Insert Thoughtful Subject Here

May 26, 2012 03:18

I really, really miss writing. With the boys reaching their first birthday any day now I stop sometimes to marvel that I managed to keep all three of us alive for a year. While working. While breastfeeding! While STILL breastfeeding.

I look forward to my next pregnancy so I can finally, hopefully put this breastfeeding guilt/remorse to rest. I pat myself on the back knowing I am half way to my goal of two years, that the boys don't seem to want to stop, I don't want to stop, and they're thriving. Yet sometimes I still beat myself up that I went back to work and had a relatively crap response to the pump (crap for two babies, fine for one, yes I still tell myself that LIKE IT HELPS) and the boys get bottles and I don't NIP enough/didn't enough.
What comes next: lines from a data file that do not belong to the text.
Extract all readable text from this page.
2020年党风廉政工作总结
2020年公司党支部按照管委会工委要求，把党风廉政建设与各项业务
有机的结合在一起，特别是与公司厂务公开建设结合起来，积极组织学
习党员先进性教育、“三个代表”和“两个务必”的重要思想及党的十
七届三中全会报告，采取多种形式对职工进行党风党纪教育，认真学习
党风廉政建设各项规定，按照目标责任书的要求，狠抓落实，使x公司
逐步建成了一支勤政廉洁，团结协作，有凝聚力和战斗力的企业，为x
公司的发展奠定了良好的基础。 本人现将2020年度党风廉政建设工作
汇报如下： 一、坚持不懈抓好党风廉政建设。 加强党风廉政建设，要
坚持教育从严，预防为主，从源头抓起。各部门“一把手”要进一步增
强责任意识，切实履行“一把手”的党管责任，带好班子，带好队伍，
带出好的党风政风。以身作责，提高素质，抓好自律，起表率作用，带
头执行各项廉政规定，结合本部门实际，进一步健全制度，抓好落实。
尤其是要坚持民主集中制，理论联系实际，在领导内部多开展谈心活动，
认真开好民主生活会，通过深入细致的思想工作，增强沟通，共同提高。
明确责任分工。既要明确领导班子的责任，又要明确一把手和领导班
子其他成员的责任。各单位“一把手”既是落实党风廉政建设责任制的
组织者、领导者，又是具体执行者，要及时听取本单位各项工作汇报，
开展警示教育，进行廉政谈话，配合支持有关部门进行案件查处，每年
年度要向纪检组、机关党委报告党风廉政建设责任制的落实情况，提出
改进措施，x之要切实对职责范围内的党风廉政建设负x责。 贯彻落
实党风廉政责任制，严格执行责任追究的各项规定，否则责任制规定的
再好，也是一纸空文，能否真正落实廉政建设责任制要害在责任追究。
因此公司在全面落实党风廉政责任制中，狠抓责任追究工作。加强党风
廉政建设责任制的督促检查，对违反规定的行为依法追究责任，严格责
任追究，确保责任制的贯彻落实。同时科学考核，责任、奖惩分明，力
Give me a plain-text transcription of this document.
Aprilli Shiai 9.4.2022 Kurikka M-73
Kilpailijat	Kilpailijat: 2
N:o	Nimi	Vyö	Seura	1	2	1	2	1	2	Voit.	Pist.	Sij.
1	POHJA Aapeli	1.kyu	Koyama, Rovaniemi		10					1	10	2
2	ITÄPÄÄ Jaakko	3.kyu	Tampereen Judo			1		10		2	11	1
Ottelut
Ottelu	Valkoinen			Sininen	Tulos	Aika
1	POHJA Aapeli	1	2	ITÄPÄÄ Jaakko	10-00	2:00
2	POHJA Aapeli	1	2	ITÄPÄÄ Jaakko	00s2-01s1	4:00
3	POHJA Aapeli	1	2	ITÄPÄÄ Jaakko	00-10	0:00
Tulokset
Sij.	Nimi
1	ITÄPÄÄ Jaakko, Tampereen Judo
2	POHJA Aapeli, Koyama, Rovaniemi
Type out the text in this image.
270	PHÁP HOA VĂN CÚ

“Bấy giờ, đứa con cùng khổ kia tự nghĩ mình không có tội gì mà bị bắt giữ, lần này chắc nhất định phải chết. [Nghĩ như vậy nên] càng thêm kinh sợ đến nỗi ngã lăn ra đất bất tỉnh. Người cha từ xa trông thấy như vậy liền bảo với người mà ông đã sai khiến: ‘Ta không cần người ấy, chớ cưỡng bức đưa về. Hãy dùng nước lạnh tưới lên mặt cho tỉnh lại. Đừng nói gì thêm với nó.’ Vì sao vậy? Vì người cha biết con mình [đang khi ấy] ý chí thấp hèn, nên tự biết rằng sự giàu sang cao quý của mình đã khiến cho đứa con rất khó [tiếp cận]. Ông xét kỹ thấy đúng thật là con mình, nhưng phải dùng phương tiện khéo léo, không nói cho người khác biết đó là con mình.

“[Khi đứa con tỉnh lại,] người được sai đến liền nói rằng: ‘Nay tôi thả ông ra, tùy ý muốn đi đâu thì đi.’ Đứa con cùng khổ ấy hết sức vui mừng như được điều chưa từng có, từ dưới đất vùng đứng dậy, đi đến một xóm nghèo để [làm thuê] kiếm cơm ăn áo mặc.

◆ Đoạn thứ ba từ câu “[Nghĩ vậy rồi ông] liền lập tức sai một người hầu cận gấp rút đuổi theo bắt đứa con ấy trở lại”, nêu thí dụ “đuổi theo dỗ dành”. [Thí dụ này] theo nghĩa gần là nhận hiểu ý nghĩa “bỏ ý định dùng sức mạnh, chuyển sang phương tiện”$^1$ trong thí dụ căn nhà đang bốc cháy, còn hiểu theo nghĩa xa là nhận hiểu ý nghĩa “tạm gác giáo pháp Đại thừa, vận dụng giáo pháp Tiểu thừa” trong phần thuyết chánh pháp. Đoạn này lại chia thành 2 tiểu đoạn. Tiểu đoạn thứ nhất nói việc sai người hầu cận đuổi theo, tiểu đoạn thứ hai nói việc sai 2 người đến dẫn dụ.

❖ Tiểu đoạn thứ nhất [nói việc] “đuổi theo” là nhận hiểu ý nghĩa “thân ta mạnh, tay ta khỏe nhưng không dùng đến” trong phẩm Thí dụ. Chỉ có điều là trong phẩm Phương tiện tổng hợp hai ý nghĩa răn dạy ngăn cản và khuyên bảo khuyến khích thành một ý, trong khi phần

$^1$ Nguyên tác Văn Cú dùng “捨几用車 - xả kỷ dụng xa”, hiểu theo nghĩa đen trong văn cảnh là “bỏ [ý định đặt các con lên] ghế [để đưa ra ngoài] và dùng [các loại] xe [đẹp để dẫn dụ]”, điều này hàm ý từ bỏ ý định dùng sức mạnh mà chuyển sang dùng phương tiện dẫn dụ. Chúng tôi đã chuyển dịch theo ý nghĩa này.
We're all really lucky though. And happy. Mike and I, despite our lack of physical intimacy as of late, found ourselves talking about how we don't worry about our relationship. I mean, if I sat down I'd of course tell everyone near me how over the moon we are for each other, but when I don't pause to think about it it's just so obvious and comfortable. We had a lengthy chat tonight about what in the hell could even break us up and I said that I am a horrible mess and it drives EVERYONE NEAR ME INSANE. He said I was right and of course he'd be the one to leave. Then I told him about how I feel like if I really wanted to do a thing he wouldn't stop me, like going back to school. He suggested I stay with the Bucks and I pointed out that if I want to go farther I have to work longer hours and with the boys I just don't want to.

He then said I should get a job being a bitch because I'm super good at that. I told him if I could find someone to pay me for that I WOULD BE ALL OVER IT. Then we laughed way too hard then we thought the boys woke up, they didn't, so then I worked out.

Which is going super well. The week of Mike's birthday I broke my old elliptical and put off trying to to fix it for like a week. Then we discovered it OH MY GOD FUCKING DIED HORRIBLY from ripping metal-y bits? I don't even know. So I bought a new one on Craig's list for dirt cheap and it's amazing but after taking two weeks off from working out it's been an up hill struggle again but I'm still in the don't give up mindset.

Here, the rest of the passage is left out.